The registration of a three-dimensional (3D) ultrasound (US) image with a computed tomography (CT) or magnetic resonance image is beneficial in various clinical applications such as diagnosis and image-guided intervention of the liver. However, conventional methods usually require a time-consuming and inconvenient manual process for pre-alignment, and the success of this process strongly depends on the proper selection of initial transformation parameters. In this paper, we present an automatic feature-based affine registration procedure of 3D intra-operative US and pre-operative CT images of the liver. In the registration procedure, we first segment vessel lumens and the liver surface from a 3D B-mode US image. We then automatically estimate an initial registration transformation by using the proposed edge matching algorithm. The algorithm finds the most likely correspondences between the vessel centerlines of both images in a non-iterative manner based on a modified Viterbi algorithm. Finally, the registration is iteratively refined on the basis of the global affine transformation by jointly using the vessel and liver surface information. The proposed registration algorithm is validated on synthesized datasets and 20 clinical datasets, through both qualitative and quantitative evaluations. Experimental results show that automatic registration can be successfully achieved between 3D B-mode US and CT images even with a large initial misalignment.
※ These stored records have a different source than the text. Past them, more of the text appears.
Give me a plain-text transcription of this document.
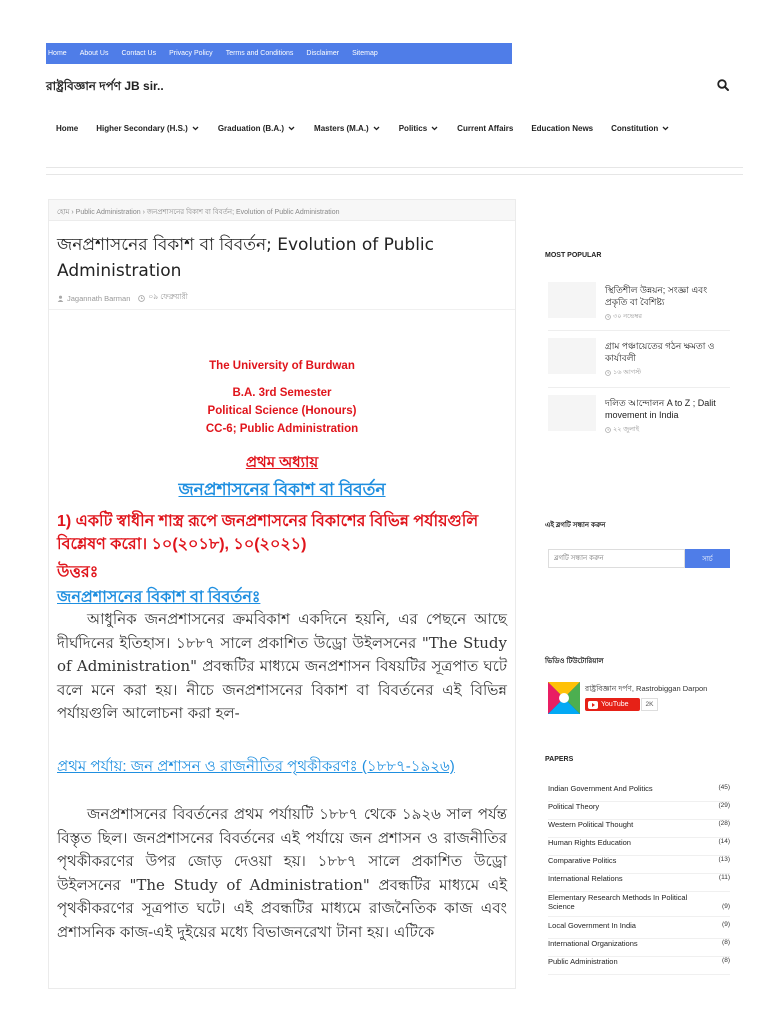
Home About Us Contact Us Privacy Policy Terms and Conditions Disclaimer Sitemap
রাষ্ট্রবিজ্ঞান দর্পণ JB sir..
Home Higher Secondary (H.S.)	Graduation (B.A.)	Masters (M.A.)	Politics	Current Affairs Education News Constitution
হোম › Public Administration › জনপ্রশাসনের বিকাশ বা বিবর্তন; Evolution of Public Administration
জনপ্রশাসনের বিকাশ বা বিবর্তন; Evolution of Public Administration
Jagannath Barman ০৯ ফেব্রুয়ারী
The University of Burdwan
B.A. 3rd Semester
Political Science (Honours)
CC-6; Public Administration
প্রথম অধ্যায়
জনপ্রশাসনের বিকাশ বা বিবর্তন
1) একটি স্বাধীন শাস্ত্র রূপে জনপ্রশাসনের বিকাশের বিভিন্ন পর্যায়গুলি বিশ্লেষণ করো। ১০(২০১৮), ১০(২০২১)
উত্তরঃ
জনপ্রশাসনের বিকাশ বা বিবর্তনঃ
আধুনিক জনপ্রশাসনের ক্রমবিকাশ একদিনে হয়নি, এর পেছনে আছে দীর্ঘদিনের ইতিহাস। ১৮৮৭ সালে প্রকাশিত উড্রো উইলসনের "The Study of Administration" প্রবন্ধটির মাধ্যমে জনপ্রশাসন বিষয়টির সূত্রপাত ঘটে বলে মনে করা হয়। নীচে জনপ্রশাসনের বিকাশ বা বিবর্তনের এই বিভিন্ন পর্যায়গুলি আলোচনা করা হল-
প্রথম পর্যায়: জন প্রশাসন ও রাজনীতির পৃথকীকরণঃ (১৮৮৭-১৯২৬)
জনপ্রশাসনের বিবর্তনের প্রথম পর্যায়টি ১৮৮৭ থেকে ১৯২৬ সাল পর্যন্ত বিস্তৃত ছিল। জনপ্রশাসনের বিবর্তনের এই পর্যায়ে জন প্রশাসন ও রাজনীতির পৃথকীকরণের উপর জোড় দেওয়া হয়। ১৮৮৭ সালে প্রকাশিত উড্রো উইলসনের "The Study of Administration" প্রবন্ধটির মাধ্যমে এই পৃথকীকরণের সূত্রপাত ঘটে। এই প্রবন্ধটির মাধ্যমে রাজনৈতিক কাজ এবং প্রশাসনিক কাজ-এই দুইয়ের মধ্যে বিভাজনরেখা টানা হয়। এটিকে
MOST POPULAR
স্থিতিশীল উন্নয়ন; সংজ্ঞা এবং প্রকৃতি বা বৈশিষ্ট্য
৩০ নভেম্বর
গ্রাম পঞ্চায়েতের গঠন ক্ষমতা ও কার্যাবলী
১৬ আগস্ট
দলিত আন্দোলন A to Z ; Dalit movement in India
২২ জুলাই
এই ব্লগটি সন্ধান করুন
ব্লগটি সন্ধান করুন
সার্চ
ভিডিও টিউটোরিয়াল
রাষ্ট্রবিজ্ঞান দর্পণ, Rastrobiggan Darpon
YouTube	2K
PAPERS
Indian Government And Politics	(45)
Political Theory	(29)
Western Political Thought	(28)
Human Rights Education	(14)
Comparative Politics	(13)
International Relations	(11)
Elementary Research Methods In Political Science	(9)
Local Government In India	(9)
International Organizations	(8)
Public Administration	(8)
机译:将三维(3D)超声(US)图像与计算机断层扫描(CT)或磁共振图像进行配准在各种临床应用(例如肝脏的诊断和图像引导的干预)中是有益的。然而,常规方法通常需要费时且不便的手动过程进行预对准,并且该过程的成功很大程度上取决于对初始转换参数的正确选择。在本文中,我们介绍了一种基于特征的自动仿射配准程序,该程序基于3D术中US和肝脏术前CT图像。在配准程序中,我们首先从3D B模式US图像中分割血管腔和肝脏表面。然后,我们通过使用提出的边缘匹配算法自动估计初始配准变换。该算法基于改进的维特比算法,以非迭代的方式找到两个图像的血管中心线之间最可能的对应关系。最后,在全局仿射变换的基础上,通过联合使用血管和肝脏表面信息来迭代完善注册。通过定性和定量评估,在合成数据集和20个临床数据集上验证了提出的配准算法。实验结果表明,即使初始偏移较大,也可以在3D B模式US图像和CT图像之间成功实现自动配准。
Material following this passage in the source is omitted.